Cada uma dessas parece dar uma boa história. Se calhar, quando estamos com pessoas queridas e próximas, passamos sempre um bom bocado.
E que bom poder haver ainda tantos próximos por passar…
Tal como a Joana, detesto passas. Não faço votos ou desejos ou o que for. Mas as passas amarelinhas e tenras (ó as escuras e sequíssimas de partir dentes é que não) reconciliaram-se. Como uma mão-cheia de uma vez e, embora lá, aos beijinhos e abraços ao pessoal circundante. Gosto de champagne, de fogo de artíficio e troco já tudo por uma varanda sobre o mar de inverno, persistente e amaeaçador. E já respondi, Thérèse, ao teu desafio — mais acima com memórias do tempo em que achava que era o sal da terra.
Já vi a resposta, Manel.
Que inveja dessas memórias intensas, revolucionárias e culinárias que eu nunca conseguirei coleccionar…

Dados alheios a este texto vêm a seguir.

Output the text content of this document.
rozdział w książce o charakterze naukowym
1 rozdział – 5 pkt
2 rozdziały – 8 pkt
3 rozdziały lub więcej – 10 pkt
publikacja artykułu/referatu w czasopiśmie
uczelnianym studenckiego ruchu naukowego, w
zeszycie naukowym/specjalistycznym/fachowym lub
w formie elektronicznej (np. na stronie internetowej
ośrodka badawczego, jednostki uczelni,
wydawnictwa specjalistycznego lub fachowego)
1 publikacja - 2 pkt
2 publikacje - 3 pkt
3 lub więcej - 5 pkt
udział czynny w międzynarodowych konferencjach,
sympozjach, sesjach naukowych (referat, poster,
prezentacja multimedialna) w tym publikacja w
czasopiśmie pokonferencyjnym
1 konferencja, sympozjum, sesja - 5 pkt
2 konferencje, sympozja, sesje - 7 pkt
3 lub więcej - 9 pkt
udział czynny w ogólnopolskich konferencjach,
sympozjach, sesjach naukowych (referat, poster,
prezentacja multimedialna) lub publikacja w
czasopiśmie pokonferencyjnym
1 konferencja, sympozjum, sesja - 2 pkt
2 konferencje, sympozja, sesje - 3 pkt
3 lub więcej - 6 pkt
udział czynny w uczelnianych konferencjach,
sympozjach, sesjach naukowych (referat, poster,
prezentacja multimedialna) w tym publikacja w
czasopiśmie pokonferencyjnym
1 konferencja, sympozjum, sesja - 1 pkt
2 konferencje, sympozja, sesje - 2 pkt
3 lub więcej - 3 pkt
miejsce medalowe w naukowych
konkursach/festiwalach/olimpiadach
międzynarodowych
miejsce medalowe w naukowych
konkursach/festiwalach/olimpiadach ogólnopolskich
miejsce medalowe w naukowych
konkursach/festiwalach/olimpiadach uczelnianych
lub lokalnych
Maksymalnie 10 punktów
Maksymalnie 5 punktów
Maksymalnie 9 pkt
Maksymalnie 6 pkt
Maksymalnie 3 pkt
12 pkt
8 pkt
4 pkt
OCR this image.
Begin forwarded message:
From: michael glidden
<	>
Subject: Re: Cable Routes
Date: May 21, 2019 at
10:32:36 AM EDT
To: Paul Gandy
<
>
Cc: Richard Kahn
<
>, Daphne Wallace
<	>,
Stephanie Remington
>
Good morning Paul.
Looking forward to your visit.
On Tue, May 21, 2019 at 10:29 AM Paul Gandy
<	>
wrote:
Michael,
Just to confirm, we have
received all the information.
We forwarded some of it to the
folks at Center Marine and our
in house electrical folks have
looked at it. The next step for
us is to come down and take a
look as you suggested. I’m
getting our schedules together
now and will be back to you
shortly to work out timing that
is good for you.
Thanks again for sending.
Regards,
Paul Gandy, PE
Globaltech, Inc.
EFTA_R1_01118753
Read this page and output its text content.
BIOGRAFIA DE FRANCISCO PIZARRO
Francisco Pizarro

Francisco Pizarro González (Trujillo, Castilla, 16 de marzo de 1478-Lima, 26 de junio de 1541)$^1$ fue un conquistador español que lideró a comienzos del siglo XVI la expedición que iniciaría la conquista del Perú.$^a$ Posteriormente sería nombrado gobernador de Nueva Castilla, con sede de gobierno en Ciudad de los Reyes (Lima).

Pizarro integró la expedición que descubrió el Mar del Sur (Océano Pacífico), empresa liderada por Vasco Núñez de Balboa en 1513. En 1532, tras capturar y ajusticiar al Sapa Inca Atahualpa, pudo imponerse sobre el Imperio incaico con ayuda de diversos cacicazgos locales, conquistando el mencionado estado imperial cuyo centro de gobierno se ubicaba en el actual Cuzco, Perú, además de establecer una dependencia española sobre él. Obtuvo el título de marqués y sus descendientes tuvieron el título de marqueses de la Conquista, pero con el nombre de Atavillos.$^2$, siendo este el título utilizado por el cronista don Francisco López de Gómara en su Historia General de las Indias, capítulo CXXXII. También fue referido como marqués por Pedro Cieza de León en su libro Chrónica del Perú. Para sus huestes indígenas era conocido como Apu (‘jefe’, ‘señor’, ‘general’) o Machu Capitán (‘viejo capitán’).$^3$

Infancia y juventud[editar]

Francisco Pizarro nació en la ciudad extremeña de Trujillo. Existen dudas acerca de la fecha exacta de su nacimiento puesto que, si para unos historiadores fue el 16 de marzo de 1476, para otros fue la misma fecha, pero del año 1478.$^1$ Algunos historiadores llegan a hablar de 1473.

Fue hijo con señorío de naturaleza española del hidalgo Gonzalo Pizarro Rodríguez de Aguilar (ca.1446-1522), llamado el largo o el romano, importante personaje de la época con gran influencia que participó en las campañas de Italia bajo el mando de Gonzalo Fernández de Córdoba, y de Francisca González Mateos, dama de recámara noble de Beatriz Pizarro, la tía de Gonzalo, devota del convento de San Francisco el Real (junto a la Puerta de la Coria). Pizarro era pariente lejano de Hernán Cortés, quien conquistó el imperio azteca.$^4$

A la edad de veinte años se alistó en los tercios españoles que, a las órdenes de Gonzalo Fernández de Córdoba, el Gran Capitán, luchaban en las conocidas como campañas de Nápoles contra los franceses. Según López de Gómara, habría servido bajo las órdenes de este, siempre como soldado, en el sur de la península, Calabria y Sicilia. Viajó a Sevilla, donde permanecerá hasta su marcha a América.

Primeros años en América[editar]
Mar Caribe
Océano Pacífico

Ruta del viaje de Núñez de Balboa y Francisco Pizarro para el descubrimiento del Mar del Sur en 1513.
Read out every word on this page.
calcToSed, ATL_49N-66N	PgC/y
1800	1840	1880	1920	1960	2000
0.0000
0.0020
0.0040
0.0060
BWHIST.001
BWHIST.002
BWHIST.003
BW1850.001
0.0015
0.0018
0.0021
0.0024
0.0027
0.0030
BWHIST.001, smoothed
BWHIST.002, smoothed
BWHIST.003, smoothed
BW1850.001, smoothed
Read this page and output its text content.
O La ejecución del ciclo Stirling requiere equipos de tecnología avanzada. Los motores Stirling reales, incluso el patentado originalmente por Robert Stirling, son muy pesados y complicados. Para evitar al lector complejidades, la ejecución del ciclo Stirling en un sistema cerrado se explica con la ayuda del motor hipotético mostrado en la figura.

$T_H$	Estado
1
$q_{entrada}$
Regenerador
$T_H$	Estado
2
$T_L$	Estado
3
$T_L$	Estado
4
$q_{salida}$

A minha melhor passagem de ano foi passada entre amigos num sítio por acidente, fazendo com que faltássemos à festa para a qual tínhamos sido convidados. Foi uma festa de reconciliação e tolerância entre possíveis frentes de batalha. No final escreveram-me a coisa mais bonita de sempre, “quem é belo, é belo aos olhos e basta, mas quem é bom, é subitamente belo”. As melhores festas não vivem de preparações, fogos de artifício, mesas abundantes e passas. Obrigado pelo desafio, já quase nem me lembrava disto.